Now as I said, corruption carried the whole gamut. Every single conduct that I read to you, that Peter was not happy about, is a corruption, isn't it? It's a corrupt way of thinking, a corrupt way of acting, or a corrupt way of doing. And he said, when you're totally converted…and you know, we're right back to yesterday and what it means to be in the truth. Those things have gone somewhere else. They're not a part of your life. They do no corrupt your conduct today, and they don't corrupt life to the point where you live with the consequences. He says you are free. You are free from the bondage from corruption.

As Peter points out here, it's a huge overarching term for every piece of conduct that carries with it a consequence. In essence, what he's saying is, it's being a slave to anything that causes ruin in life, or spoilage to life – take something beautiful in life and turns it rotten, sour and ugly. When you make a choice to follow God's teaching, to the degree you choose to be Christ's bond servant, you remove yourself from bondage to things that cause ruin.
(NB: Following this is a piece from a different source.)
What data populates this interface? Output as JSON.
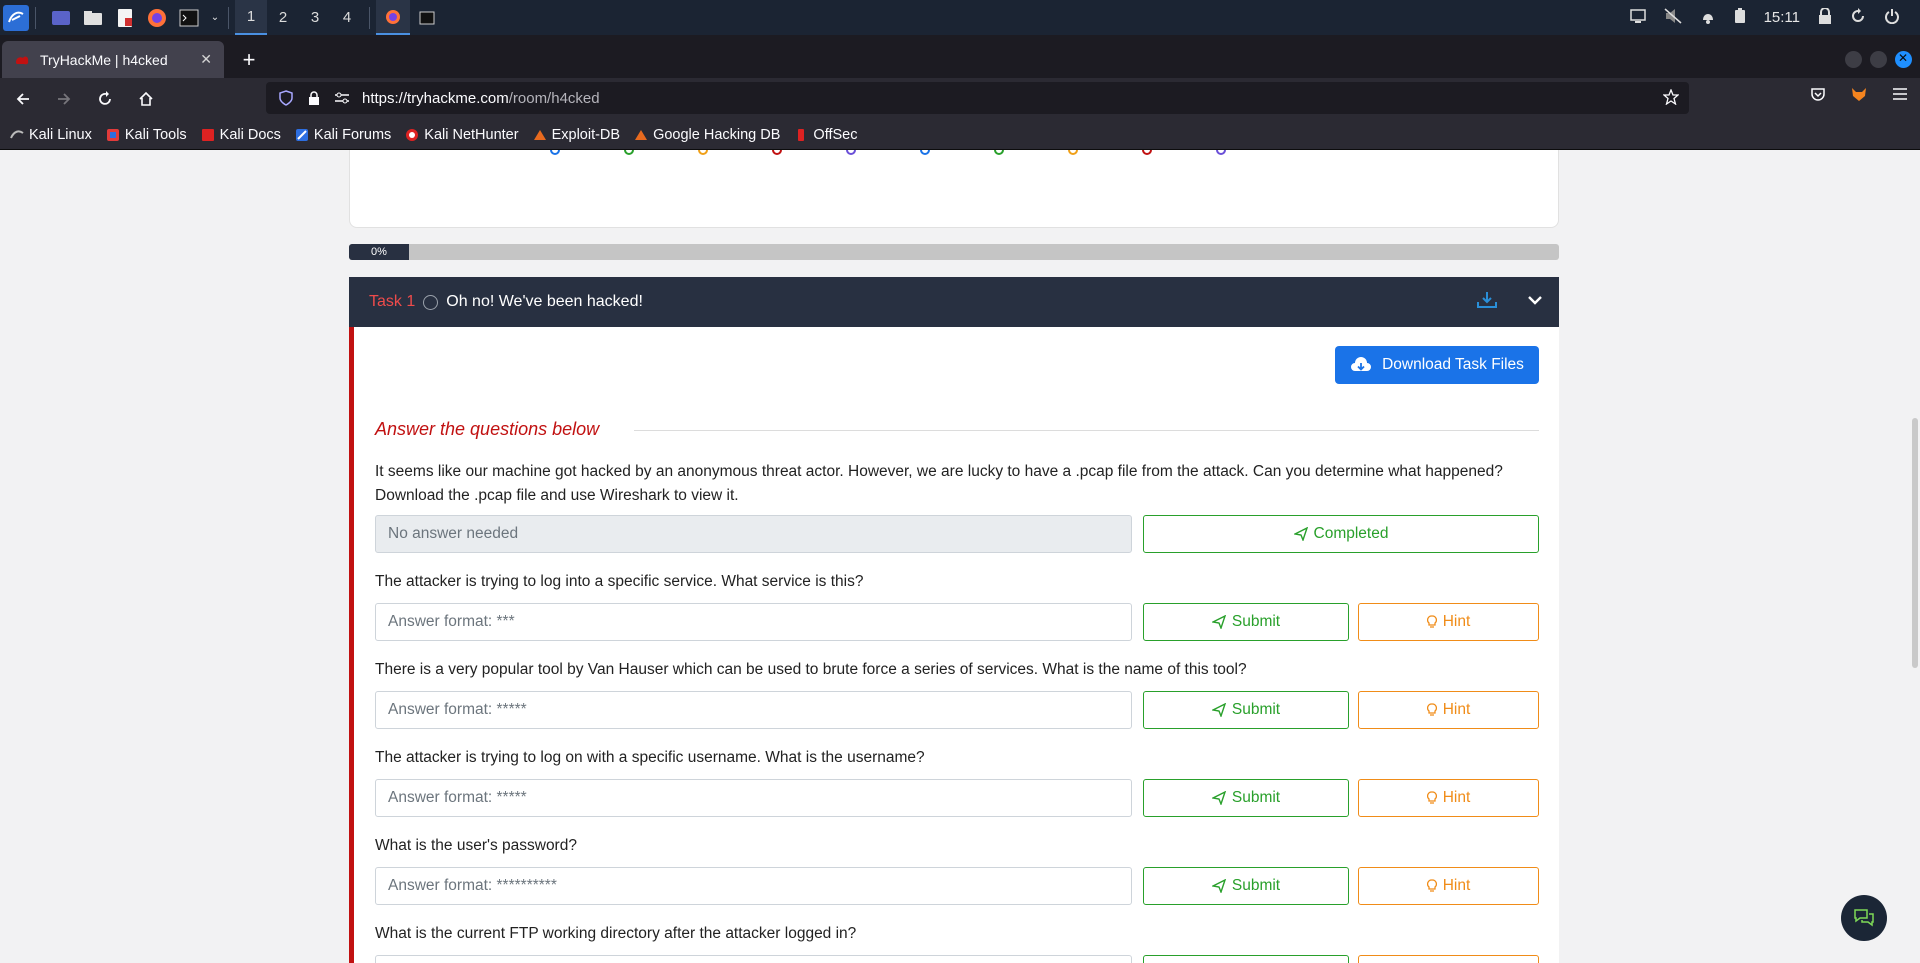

Even people who do it incrementally, saying, “I've got only one foot in and one foot out” can still see that the foot that is in is not receiving consequences, and sadness, and sorrows that the foot that's out is producing. It's not rocket science. It's really very, very obvious. And, as we know, the end result of literal corruption brings us full circle all the way back to where we started. And that is, it all ends in death. It ends in death, both spiritually and physically. Organically, you're dead. Spiritually, you're even deader.

So here we are. This is what bond service is all about. As I said this, sermon is about you. This sermon is about me. The question, as we move away from the Days of Unleavened Bread, is really how many of you stand alongside Peter, Paul, James, John, and Jude, and say, “Let me join the line. I like where you have chosen to be.”

How many of us have joined the man in Deuteronomy 15? Here and here. How many of us, like that man, have said to our Lord, “I have absolutely no desire to go away from You. I love You. I love Your house. It has been under Your care and Your guidance that I have prospered now and will live forever.” If this is where you are, well, your label is simple. You are a bond servant of Jesus Christ.